Member of the California State Assembly from the 59th district
- In office December 4, 2006 - November 30, 2010
- Preceded by: Dennis Mountjoy
- Succeeded by: Tim Donnelly

Personal details
- Born: February 27, 1971 (age 55) Los Angeles, California, US
- Party: Republican
- Spouse: Deanna
- Education: California State University, San Bernardino Western State University College of Law

= Anthony Adams (California politician) =

American politician

Anthony Adams (born February 27, 1971, in Los Angeles, California) is a former California State Assemblyman who represented the 59th district from 2006 to 2010. He re-registered from Republican to No Party Preference (previously known as Decline To State) in 2012.

Receiving his bachelor's degree in political science from California State University, San Bernardino and his law degree from Western State University College of Law in Fullerton, Adams passed the California Bar exam in July 2010.
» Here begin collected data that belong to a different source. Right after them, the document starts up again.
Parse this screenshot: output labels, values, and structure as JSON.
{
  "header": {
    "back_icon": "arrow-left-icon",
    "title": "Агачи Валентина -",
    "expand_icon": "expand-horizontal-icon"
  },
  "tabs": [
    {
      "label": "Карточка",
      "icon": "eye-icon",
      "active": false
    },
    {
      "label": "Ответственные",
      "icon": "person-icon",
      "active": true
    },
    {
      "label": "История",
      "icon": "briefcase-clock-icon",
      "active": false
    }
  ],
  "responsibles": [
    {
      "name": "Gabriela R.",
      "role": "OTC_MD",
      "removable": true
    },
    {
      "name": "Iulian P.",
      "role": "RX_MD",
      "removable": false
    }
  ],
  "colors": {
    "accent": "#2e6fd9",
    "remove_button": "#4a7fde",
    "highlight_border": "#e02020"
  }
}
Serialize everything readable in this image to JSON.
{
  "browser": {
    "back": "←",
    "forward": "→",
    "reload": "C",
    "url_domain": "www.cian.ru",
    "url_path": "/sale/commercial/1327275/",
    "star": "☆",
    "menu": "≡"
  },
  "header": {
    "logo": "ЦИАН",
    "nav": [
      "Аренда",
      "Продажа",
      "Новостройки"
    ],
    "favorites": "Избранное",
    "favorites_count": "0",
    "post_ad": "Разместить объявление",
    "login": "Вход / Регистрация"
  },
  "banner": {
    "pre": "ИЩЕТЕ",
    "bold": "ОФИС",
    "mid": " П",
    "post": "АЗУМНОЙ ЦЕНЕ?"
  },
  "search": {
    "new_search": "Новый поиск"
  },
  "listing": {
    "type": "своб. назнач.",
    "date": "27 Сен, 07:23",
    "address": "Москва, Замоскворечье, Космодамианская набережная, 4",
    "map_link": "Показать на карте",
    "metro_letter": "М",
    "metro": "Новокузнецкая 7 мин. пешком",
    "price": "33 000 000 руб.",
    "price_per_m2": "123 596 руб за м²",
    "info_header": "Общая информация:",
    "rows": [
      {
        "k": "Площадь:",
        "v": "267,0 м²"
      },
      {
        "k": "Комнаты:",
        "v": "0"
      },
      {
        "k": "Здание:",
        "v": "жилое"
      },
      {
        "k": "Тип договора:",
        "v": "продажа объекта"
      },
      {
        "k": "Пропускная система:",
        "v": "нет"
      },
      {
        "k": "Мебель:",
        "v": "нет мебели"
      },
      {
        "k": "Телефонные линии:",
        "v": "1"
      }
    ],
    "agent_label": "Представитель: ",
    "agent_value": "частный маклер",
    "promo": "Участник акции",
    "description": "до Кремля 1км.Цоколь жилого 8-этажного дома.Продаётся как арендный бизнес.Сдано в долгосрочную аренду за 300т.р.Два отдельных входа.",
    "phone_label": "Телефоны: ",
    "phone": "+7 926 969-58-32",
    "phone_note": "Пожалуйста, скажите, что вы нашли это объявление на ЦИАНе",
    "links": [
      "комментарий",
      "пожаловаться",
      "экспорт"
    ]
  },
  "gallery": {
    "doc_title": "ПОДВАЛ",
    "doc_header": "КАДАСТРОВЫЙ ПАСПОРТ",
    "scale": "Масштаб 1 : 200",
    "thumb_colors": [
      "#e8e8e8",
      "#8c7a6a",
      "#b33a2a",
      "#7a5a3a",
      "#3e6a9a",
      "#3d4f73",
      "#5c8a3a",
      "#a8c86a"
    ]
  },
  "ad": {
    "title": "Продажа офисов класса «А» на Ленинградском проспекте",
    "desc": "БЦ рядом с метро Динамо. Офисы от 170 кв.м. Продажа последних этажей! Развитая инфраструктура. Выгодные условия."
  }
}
Adams was the director of legislative affairs for San Bernardino County prior to his election to the State Assembly. He served as a member of the Hesperia Public Safety Commission. He hosted a local weekly radio broadcast on KIXW (AM Talk 960). The California State Firefighters Association and the San Bernardino County Board of Education have both named Assemblyman Adams as Legislator of the Year.

Adams was one of only six Republican legislators to approve the 2009 budget, which included tax increases despite having previously signed an anti-tax pledge. Adams chose not to run for re-election in 2010, and was appointed by Governor Arnold Schwarzenegger to a post on the state parole board in December 2010 instead.

Adams ran for Congress in California's 8th District in 2012, and came in 9th place in the primary with 3.3% of the vote He and his wife Deanna have resided in Hesperia, California, since 1996.

Adams is currently working in Northern California (Ukiah) as a Deputy Public Defender for Mendocino County, as of September 2014.